Он пил медленно, не спеша, казалось, пробуя воду на вкус. Саня и Леша, прислонившись сгорбленными спинами к стене, явственно, будто соединенные с другом незримой нитью, чувствовали, как Дима сделал первый глоток… второй… третий… Холодная жидкость размягчила твердую, сухую гортань, разлилась по телу, сердце радостно застучало, каждая клеточка обретала силы. Испытывая блаженство, Дима поднялся, молча передал бесценный сосуд Алексею; теперь они стояли плечом к плечу в своем тесном убежище и без всяких слов понимали друг друга, точно переплавленные пустыней, стали единым существом.


Глава пятая

ПРЕОДОЛЕНИЕ

Раскаленный шар Солнца коснулся бархана и медленно покатился вниз, все глубже и глубже зарываясь в песок; по мере погружения цвет светила плавно менялся, в ослепительно лимонном сиянии проступили красные полутона, диск сделался желтым, затем оранжевым, наконец темно-багровым. Тяжелое, низкое небо побледнело, стало высоким, прозрачным. Печальную монотонность пейзажа прорезали длинные, глубокие тени, легкий ветерок поплыл к алой полоске горизонта. Безмолвие песков вдруг преобразилось. Пустыня ожила.
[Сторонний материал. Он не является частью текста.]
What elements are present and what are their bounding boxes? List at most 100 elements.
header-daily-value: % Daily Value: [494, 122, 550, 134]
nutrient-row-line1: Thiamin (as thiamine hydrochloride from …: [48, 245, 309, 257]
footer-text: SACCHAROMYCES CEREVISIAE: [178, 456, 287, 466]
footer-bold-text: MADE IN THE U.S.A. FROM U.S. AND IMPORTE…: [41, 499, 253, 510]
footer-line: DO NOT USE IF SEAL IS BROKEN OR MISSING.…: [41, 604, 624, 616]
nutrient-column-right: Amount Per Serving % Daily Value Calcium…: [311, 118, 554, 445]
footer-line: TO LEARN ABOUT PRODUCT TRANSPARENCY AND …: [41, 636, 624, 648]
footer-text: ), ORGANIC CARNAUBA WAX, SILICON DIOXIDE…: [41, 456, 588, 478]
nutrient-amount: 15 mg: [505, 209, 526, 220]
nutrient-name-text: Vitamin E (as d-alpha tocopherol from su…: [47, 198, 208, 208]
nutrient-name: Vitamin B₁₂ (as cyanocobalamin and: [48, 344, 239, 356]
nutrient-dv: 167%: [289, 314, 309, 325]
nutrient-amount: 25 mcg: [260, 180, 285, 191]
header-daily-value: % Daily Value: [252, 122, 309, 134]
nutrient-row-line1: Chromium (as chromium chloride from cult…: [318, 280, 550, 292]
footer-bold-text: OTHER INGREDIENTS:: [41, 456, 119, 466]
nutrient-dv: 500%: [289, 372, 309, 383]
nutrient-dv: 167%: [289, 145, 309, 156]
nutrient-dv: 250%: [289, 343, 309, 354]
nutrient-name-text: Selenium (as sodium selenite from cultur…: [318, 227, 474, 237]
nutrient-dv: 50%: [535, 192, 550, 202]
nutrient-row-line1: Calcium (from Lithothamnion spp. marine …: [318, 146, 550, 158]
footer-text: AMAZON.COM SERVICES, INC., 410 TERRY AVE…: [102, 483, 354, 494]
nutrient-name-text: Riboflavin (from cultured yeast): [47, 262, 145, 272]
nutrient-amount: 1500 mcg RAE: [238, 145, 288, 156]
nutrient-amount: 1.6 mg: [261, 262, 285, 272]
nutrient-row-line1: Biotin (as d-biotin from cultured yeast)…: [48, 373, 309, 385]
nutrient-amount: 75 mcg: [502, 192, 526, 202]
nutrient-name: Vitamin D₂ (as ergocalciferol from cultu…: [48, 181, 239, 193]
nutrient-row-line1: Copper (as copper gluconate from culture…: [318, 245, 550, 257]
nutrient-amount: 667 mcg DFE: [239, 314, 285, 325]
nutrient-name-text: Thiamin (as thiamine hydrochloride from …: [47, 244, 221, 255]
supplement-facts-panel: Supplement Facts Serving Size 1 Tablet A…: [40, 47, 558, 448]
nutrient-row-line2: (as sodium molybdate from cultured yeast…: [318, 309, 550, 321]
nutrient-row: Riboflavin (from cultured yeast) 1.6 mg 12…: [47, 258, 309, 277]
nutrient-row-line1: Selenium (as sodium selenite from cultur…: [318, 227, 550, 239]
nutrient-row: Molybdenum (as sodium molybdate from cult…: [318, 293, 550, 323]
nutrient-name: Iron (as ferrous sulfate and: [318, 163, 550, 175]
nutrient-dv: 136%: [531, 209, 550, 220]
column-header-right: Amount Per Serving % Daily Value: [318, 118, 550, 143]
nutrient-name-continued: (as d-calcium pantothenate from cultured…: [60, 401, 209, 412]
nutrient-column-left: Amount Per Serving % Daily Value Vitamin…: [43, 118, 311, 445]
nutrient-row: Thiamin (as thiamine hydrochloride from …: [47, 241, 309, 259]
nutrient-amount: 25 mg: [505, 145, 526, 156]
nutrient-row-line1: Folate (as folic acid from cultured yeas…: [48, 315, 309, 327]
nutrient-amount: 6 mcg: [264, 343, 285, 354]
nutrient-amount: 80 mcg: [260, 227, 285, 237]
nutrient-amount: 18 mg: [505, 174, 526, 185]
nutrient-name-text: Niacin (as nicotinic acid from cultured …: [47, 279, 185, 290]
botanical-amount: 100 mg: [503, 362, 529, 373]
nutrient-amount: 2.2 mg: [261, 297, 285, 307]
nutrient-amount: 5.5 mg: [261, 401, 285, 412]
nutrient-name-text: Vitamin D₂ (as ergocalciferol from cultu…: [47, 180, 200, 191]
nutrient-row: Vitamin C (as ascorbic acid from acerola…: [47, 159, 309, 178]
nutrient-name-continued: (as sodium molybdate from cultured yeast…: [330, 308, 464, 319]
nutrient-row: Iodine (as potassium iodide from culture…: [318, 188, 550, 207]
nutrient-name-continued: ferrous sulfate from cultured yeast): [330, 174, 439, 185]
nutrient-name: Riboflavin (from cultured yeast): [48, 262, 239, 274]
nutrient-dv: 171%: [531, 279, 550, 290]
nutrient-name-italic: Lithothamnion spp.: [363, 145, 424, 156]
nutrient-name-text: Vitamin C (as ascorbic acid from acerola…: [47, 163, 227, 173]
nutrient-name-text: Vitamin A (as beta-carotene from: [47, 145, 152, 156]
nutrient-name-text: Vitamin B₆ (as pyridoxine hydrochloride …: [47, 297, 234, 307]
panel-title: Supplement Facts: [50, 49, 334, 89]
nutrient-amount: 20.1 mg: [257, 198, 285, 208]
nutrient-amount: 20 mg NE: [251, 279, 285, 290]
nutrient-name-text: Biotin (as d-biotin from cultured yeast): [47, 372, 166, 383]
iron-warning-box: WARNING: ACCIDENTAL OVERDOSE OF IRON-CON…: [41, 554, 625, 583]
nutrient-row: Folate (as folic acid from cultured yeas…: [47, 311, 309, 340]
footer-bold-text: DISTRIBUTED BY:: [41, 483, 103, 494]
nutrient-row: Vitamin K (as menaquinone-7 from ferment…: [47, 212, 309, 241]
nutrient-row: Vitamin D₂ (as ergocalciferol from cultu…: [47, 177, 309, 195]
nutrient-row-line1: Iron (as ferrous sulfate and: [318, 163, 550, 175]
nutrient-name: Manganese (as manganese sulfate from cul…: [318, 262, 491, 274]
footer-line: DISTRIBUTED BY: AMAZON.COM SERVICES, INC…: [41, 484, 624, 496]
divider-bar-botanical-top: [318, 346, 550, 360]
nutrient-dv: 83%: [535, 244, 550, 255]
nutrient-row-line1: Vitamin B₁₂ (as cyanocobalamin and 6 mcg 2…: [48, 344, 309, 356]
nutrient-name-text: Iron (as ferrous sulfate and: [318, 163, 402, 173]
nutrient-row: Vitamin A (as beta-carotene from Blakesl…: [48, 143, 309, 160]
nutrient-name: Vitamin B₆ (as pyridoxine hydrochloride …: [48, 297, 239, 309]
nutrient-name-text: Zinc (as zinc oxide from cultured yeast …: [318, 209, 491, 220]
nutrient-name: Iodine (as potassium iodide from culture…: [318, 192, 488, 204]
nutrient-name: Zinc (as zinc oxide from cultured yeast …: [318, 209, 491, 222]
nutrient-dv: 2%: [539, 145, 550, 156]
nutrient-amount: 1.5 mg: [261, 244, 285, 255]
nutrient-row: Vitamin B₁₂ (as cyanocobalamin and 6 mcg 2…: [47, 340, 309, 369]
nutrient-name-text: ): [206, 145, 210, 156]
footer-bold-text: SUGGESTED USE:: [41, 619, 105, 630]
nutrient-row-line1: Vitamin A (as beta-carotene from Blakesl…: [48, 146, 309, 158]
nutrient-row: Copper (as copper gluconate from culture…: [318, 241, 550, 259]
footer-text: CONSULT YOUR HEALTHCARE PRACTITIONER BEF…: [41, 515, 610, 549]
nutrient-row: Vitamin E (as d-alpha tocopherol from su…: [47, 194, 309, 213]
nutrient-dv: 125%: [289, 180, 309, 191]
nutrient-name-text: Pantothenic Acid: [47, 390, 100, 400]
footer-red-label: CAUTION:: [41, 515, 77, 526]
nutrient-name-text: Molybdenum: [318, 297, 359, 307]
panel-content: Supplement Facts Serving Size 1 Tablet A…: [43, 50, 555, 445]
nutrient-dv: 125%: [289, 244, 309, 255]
Выбравшись из подземного грота, Саня с удивлением прислушался к незнакомым звукам, осмотрелся. Упрямо перебирая лапами, тащила по склону холма свой горбатый панцирь черепаха… Оставляя на песке пунктирный след, презрительная ко всему на свете, прошествовала куда-то фаланга… Кругом появлялись, исчезали, сталкивались, расходились какие-то неясные тени, в озаренном последними лучами пространстве что-то шуршало, тоненько попискивало, шелестело, и такая огромная, безграничная жажда жизни скрывалась за всем этим таинственным движением, что Саня, ощущая ее могучее живительное действие, обернулся к товарищам, которые уже несколько минут стояли рядом и также очарованно глядели по сторонам. Он хотел что-то сказать, что-то важное, значительное, но слова были не нужны, слова были бы фальшивы, и Саня, вздохнув, перевел взгляд на горизонт, где зарождались сиреневые сумерки.